シェイプ コンテキストの一般的なアプローチは、特定のイメージ内の関心点の各セット間の距離と角度を計算することです。次に、これらの計算値が特定の範囲に収まるかどうかに基づいて、ヒストグラムにビン分けします。これは、標準イメージとテスト イメージの両方に対して行います。2 つの異なる画像を一致させるには、これからカイ 2 乗関数を使用して、2 つの異なるヒストグラム内の可能な点の各ペア間の「コスト」を推定します。最後に、ハンガリアン アルゴリズムなどの最適化手法を使用して、ポイントの最適な割り当てを見つけてから、総コストを合計します。これは、一致が良好なほど低くなります。
私はいくつかのウェブサイトと論文をチェックしましたが、上記のアプローチを回転不変にするためには、接線ベクトルを x 軸として使用して、ポイントの各ペア間の各角度を計算する必要があると言っています。(つまり、http: //www.cs.berkeley.edu/~malik/papers/BMP-shape.pdf 513 ページ)

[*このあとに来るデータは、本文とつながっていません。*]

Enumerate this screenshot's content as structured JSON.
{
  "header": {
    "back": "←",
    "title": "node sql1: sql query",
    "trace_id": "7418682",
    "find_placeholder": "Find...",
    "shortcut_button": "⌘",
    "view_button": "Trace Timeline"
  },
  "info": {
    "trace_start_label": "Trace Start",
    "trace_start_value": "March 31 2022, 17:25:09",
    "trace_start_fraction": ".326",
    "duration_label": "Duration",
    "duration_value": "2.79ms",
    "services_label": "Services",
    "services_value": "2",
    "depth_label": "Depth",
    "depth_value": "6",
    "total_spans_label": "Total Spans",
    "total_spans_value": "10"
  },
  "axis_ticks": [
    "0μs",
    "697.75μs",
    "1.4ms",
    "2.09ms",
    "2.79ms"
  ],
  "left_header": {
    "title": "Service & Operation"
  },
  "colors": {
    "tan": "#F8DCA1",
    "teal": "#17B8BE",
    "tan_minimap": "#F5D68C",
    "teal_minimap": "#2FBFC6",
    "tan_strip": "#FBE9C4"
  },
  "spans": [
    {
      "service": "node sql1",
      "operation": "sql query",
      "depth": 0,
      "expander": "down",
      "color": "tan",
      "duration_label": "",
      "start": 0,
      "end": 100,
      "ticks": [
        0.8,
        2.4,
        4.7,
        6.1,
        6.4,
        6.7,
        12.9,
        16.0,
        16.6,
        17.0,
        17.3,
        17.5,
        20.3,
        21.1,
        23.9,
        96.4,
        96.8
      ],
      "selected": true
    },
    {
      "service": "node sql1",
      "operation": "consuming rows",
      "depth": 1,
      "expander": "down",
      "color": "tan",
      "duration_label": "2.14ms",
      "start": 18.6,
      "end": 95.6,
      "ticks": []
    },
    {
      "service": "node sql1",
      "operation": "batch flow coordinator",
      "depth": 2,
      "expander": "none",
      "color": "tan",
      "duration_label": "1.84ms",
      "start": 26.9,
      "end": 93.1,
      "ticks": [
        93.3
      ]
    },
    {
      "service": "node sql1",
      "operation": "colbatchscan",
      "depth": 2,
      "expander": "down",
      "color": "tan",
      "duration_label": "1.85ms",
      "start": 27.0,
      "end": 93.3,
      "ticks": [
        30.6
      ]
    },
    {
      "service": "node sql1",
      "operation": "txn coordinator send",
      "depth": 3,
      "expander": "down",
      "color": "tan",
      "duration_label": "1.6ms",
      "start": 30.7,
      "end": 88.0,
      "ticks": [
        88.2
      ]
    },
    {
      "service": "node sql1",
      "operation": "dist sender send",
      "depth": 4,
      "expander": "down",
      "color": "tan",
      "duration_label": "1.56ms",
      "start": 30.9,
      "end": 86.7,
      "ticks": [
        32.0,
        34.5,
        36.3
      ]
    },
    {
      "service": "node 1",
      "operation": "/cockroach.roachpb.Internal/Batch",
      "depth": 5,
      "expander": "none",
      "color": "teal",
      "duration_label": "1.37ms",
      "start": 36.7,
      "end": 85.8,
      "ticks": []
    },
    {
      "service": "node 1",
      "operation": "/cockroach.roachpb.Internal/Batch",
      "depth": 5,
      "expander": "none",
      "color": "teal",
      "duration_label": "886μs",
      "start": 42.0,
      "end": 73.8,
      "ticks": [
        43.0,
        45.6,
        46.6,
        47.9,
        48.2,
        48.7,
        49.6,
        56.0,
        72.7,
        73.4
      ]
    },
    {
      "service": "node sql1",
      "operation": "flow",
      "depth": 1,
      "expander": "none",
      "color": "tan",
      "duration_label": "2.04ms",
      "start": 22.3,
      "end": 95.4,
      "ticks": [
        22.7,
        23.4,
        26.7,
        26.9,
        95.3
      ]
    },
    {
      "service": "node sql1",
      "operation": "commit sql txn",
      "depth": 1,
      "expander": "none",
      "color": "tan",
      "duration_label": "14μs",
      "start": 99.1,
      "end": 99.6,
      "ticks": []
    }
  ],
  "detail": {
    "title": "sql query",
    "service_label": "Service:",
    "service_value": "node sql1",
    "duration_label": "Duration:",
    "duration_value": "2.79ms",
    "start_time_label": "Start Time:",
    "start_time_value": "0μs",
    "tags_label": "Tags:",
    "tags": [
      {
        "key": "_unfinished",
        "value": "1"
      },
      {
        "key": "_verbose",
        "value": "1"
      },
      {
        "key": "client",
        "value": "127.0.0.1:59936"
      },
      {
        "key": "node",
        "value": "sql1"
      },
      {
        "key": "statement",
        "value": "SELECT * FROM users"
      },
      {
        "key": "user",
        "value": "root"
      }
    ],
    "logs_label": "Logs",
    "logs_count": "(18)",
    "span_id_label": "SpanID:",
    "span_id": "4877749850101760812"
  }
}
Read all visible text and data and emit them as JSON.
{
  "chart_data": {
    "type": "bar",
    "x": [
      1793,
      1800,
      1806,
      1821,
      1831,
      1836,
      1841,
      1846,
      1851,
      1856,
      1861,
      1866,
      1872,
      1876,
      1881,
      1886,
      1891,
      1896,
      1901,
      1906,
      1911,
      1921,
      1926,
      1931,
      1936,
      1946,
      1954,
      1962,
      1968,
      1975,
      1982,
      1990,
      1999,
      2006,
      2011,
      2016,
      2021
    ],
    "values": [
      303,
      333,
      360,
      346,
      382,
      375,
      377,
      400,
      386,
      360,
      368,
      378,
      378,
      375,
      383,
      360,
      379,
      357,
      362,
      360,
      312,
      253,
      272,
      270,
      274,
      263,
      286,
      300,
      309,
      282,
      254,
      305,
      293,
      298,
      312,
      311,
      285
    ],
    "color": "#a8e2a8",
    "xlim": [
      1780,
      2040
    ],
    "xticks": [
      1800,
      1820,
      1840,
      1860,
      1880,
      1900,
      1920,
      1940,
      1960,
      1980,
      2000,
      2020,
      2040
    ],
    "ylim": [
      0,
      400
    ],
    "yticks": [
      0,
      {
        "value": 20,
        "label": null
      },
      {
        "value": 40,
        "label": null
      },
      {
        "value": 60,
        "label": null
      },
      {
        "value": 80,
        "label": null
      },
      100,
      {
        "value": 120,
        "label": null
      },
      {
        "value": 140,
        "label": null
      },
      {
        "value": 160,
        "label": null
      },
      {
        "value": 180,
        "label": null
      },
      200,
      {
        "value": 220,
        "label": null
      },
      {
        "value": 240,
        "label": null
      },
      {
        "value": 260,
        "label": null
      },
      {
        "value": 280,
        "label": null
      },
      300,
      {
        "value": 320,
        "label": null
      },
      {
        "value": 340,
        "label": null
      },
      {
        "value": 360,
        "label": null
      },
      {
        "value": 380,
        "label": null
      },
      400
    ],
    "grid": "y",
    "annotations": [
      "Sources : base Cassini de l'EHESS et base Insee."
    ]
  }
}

これは正確にはどういう意味ですか?誰も明確に説明していないようです。また、点の各ペアのどれから接線ベクトルを取得しますか? 2 つの平均をとりますか?
他の数人は、勾配 (Matlab で簡単に見つけることができます) を使用し、これを接点の代わりに使用できると提案しましたが、これを使用して合理的なコスト スコアを計算するようには見えません。グラデーションでこれを行うことは可能ですか?